Undoubtedly inspired by Magwitch's story in Dickens, the modern-day Australian novelist Peter Carey has in Jack Maggs imagined a retelling of Magwitch's tale. Returning to the historical territory--19th-century Australia and England--of his Booker-winning Oscar and Lucinda (1988), he focuses on 1830s London, where an exiled convict has returned to breathe the air of home and to see his beloved son. Pardoned and prosperous in New South Wales, but still under penalty of death if discovered in England, the fearless Jack Maggs steps out of a coach one evening in London to search for Henry Phipps, the boy he had left behind years before. He discovers Phipps's house, but, finding no one home, Maggs seeks employment as a neighbor's footman in order to keep an eye out for his son's return. He writes letters almost incessantly to explain his past to his boy. In the meantime, at a literary dinner hosted by his new employer, Maggs makes the acquaintance of an up-and-coming young writer, Tobias Oates, whose skill as a mesmerist is needed to cure Maggs of a "fit." Oates, penetrating his "patient's" ruses, recognizes a motherlode of material waiting to be tapped, and offers the man a deal: the name of someone who can locate Phipps in exchange for two weeks of demonstrating his ability to engage Maggs's fit-inducing demons through hypnosis. As they meet, however, other forces conspire to alter the scheme of things. The story includes subplots about love affairs involving Phipps and others, but more importantly secrets about Phipps whereabouts are revealed. Carey's complexities of plot also demonstrate gradually that Maggs is honest, fierce, and fabulously deluded. This complicated story benefits from the author's ability to bring the London of Dickens alive and with it characters who echo those first created in the imagination of that literary master's mind.
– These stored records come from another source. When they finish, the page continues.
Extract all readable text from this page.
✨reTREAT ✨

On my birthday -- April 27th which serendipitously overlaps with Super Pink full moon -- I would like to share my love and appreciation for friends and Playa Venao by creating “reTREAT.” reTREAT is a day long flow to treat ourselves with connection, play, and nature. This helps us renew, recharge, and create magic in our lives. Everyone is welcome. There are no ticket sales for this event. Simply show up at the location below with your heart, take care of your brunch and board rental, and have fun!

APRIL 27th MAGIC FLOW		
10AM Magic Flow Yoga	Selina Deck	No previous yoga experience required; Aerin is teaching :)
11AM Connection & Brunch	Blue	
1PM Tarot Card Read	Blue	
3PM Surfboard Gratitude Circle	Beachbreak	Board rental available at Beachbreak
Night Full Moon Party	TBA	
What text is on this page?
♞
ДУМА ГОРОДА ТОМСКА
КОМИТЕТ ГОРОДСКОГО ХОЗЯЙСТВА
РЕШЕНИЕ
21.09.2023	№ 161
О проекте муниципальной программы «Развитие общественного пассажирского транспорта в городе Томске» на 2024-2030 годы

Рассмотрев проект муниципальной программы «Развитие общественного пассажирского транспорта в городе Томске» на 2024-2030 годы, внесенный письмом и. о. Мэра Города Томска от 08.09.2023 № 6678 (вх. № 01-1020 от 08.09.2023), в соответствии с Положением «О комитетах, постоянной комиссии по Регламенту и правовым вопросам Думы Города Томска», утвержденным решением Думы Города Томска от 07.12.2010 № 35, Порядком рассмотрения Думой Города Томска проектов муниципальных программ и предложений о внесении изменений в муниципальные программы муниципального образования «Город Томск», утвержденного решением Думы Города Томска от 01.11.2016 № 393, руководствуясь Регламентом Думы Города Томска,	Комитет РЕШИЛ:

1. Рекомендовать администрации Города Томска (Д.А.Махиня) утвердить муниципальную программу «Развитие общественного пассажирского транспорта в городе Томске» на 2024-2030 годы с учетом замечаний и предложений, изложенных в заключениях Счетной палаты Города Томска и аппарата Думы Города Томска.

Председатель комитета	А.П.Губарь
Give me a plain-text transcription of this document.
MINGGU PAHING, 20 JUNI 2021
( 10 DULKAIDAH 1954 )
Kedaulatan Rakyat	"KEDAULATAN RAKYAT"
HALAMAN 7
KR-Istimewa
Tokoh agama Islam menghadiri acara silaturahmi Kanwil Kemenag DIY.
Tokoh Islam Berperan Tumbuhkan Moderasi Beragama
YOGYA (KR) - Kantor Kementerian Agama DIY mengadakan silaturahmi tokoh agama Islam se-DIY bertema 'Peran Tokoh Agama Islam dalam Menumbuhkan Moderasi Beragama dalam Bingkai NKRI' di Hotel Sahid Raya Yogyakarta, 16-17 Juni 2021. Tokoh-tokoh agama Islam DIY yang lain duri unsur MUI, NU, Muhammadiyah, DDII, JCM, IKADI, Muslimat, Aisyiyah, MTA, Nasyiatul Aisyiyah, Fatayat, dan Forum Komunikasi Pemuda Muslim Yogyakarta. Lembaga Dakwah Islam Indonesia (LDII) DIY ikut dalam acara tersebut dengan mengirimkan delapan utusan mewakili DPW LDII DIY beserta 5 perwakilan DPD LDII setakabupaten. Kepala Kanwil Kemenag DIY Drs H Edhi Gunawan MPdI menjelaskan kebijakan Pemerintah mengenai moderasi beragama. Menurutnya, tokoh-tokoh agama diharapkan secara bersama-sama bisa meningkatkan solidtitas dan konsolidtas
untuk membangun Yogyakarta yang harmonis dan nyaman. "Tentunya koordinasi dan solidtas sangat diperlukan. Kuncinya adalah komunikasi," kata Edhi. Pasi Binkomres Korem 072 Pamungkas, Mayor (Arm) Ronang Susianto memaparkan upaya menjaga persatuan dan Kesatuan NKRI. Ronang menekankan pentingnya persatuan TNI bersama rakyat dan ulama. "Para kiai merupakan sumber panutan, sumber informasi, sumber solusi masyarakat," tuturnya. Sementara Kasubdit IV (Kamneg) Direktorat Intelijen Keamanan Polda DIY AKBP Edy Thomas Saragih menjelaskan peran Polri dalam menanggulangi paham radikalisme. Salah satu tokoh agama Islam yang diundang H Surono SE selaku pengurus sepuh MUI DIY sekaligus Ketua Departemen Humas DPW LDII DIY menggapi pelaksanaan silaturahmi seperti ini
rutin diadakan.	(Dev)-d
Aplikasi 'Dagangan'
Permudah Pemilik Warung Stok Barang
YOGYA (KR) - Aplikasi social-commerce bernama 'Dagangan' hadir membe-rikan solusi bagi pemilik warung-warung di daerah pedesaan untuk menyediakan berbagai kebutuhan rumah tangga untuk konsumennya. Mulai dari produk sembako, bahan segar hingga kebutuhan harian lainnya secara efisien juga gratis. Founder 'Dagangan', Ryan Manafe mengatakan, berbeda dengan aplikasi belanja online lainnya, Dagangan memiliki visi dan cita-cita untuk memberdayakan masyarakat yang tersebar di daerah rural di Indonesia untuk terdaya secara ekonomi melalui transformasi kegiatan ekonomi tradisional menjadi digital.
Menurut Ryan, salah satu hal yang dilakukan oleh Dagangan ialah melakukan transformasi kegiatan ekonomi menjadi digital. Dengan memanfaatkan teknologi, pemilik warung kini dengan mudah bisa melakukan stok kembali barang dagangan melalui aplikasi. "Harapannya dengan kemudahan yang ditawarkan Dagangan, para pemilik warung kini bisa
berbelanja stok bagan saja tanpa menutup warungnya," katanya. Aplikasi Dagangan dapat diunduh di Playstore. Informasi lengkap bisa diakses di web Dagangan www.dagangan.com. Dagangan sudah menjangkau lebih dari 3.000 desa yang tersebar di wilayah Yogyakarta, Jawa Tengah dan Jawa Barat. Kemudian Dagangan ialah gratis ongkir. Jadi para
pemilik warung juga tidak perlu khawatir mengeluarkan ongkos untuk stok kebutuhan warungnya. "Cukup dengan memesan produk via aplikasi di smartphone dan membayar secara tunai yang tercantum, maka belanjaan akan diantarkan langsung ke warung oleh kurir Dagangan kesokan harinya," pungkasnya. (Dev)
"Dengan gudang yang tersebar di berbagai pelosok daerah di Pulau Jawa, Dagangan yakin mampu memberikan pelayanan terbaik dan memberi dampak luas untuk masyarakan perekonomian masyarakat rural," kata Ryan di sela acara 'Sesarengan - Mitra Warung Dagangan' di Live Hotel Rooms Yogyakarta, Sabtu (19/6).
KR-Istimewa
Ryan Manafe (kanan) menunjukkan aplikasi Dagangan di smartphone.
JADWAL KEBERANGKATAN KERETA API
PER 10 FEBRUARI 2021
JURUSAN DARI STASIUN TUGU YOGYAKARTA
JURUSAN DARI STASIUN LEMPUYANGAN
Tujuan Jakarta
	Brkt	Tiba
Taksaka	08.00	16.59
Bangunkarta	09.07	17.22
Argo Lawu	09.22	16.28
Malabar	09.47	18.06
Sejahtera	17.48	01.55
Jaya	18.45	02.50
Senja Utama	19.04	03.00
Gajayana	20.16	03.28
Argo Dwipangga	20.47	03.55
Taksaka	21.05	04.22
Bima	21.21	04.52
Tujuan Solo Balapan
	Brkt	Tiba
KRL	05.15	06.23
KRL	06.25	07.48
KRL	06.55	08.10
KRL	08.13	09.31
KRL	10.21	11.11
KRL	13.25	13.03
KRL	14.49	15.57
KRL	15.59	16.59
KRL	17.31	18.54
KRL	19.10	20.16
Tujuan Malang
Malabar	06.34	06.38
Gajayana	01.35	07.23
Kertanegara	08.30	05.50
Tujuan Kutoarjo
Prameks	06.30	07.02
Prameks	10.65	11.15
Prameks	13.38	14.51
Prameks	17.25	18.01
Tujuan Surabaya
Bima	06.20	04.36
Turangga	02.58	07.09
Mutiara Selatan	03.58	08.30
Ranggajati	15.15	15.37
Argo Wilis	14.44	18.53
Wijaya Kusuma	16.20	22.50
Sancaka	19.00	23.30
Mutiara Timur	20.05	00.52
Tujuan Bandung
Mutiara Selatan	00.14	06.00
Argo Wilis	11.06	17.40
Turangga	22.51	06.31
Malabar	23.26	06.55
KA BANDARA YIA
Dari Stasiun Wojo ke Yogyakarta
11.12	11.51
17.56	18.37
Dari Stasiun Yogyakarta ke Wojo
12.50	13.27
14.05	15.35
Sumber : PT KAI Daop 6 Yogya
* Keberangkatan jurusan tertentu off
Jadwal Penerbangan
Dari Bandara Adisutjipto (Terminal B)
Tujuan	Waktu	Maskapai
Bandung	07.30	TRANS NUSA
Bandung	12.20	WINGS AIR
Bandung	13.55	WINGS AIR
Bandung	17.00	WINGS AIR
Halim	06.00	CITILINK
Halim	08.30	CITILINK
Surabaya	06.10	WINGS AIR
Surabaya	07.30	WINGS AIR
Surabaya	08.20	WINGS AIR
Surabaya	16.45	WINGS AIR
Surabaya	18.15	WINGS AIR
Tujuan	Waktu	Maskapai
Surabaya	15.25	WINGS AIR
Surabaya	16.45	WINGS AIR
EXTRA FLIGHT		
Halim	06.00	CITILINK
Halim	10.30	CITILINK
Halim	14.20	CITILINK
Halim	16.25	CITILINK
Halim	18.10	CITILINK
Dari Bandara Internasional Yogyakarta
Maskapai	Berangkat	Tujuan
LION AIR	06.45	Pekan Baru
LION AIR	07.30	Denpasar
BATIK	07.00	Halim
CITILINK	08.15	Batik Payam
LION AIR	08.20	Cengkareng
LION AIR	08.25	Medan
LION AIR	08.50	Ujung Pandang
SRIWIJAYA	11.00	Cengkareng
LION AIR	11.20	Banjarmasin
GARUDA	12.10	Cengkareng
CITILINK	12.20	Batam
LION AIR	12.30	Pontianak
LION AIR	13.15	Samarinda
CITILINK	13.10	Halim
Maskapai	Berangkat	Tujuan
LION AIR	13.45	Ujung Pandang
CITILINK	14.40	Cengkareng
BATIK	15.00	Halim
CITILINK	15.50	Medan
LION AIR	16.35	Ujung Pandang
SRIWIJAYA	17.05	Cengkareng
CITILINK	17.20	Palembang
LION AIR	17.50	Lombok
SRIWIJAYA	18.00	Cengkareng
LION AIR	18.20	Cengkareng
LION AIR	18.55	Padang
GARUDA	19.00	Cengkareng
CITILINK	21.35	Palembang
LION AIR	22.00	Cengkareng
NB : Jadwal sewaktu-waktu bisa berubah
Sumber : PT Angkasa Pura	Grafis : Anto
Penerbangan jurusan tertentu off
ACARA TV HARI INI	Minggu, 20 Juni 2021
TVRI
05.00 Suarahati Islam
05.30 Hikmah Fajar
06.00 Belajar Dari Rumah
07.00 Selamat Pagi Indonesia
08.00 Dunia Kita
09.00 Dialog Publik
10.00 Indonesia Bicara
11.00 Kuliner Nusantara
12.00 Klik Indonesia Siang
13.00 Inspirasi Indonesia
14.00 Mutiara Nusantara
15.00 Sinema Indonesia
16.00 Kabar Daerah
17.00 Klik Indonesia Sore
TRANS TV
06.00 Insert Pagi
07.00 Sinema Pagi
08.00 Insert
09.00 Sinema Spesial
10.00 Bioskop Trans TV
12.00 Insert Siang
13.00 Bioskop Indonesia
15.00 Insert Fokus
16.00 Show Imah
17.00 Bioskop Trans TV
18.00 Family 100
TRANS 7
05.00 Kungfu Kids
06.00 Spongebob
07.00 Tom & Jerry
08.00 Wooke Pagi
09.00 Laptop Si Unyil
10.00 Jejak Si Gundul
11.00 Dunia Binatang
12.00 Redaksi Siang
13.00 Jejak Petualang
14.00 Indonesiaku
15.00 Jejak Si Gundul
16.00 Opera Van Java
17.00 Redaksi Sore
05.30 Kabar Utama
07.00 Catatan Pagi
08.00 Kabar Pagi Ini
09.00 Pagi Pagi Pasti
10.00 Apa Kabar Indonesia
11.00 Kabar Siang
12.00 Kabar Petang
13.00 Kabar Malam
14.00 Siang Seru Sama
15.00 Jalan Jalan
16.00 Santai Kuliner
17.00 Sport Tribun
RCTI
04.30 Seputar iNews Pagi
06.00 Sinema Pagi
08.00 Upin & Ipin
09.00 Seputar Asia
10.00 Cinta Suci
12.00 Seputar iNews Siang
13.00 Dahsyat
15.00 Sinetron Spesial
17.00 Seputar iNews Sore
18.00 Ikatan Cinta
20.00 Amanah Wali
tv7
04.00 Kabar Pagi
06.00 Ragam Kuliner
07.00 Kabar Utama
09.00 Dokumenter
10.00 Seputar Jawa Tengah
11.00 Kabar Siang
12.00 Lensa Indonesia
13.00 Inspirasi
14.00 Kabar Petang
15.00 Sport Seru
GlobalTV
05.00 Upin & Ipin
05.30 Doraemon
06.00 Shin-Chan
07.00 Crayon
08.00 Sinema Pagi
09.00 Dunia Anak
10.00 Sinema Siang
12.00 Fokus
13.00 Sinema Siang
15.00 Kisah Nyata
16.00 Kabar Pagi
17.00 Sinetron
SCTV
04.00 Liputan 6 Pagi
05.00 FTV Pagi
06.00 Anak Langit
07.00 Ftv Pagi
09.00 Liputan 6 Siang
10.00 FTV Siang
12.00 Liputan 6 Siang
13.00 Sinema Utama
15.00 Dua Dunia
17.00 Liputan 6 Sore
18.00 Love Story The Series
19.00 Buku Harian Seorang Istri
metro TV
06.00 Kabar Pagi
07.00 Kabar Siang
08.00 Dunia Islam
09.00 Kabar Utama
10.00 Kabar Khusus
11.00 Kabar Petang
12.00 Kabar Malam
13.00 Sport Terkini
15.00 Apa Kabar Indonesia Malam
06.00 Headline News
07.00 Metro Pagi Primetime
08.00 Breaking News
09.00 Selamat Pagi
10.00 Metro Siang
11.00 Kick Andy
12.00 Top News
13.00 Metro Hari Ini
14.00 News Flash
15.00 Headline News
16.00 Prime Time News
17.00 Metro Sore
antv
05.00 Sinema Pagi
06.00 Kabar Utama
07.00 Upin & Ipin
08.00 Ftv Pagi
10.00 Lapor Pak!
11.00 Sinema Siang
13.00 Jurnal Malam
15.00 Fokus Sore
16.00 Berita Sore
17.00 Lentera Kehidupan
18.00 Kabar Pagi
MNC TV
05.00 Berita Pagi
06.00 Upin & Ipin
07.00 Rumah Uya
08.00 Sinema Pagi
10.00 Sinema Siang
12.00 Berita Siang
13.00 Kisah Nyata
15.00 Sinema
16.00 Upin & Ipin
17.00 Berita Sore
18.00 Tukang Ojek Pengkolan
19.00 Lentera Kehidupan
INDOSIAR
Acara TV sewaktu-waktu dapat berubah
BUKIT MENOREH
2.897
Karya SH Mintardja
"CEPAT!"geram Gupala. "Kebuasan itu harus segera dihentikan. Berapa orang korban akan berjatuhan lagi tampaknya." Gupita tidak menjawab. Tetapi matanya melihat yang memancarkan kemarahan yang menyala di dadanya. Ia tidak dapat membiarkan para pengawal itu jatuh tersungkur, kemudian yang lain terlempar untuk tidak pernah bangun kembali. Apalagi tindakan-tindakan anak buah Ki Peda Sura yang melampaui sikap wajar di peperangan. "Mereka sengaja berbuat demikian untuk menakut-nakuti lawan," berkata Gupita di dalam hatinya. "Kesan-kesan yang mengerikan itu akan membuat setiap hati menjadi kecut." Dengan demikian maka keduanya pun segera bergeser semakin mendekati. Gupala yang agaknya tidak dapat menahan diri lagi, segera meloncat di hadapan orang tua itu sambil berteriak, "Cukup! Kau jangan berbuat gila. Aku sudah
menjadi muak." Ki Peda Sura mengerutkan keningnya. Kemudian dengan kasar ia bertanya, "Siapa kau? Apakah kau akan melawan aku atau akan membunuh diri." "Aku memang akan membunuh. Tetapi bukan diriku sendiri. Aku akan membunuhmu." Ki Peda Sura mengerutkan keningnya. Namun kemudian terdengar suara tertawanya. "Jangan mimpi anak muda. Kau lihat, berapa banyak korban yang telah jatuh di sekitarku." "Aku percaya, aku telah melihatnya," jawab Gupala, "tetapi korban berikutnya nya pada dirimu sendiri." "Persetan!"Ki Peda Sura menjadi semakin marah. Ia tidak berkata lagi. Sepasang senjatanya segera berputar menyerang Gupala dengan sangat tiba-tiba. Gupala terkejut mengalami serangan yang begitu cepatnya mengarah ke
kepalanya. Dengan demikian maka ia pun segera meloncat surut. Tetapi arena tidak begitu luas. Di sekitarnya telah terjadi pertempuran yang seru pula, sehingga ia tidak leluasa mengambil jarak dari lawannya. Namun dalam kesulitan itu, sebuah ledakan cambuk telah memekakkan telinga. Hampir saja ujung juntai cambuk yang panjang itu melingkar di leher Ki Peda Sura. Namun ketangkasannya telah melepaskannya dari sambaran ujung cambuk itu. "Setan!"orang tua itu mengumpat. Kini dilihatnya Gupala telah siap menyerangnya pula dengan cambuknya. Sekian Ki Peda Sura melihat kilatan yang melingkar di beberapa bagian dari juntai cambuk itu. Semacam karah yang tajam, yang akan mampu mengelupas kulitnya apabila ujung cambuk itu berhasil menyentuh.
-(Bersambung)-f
Jack Maggs by Peter Carey. Alfred Knopf, 1998 (1997)

4 comments:

wwhidden said...

Hello Jim,

I enjoyed Jack Maggs very much, as much as The True History of the Kelly Gang. I plan to read Illywhacker one day as well. I feel that Carey's strong suit is creating characters that are fully formed and knowable.

James said...

Thanks for your comment. I share your view of Carey ever since I read Oscar & Lucinda many years ago.

Jim H. said...

I did not love Jack Maggs. Something about Carey does not sit. I long ago posted my displeasure w/ Kelly Gang. Though I will revisit Oscar &...

Mister Pip by Lloyd Jones, otoh, does Dickens proud & really deserves a read.

James said...

Thanks for your comment Jim. Carey can be uneven so your comment is well taken. I will look for Mister Pip as my list grows.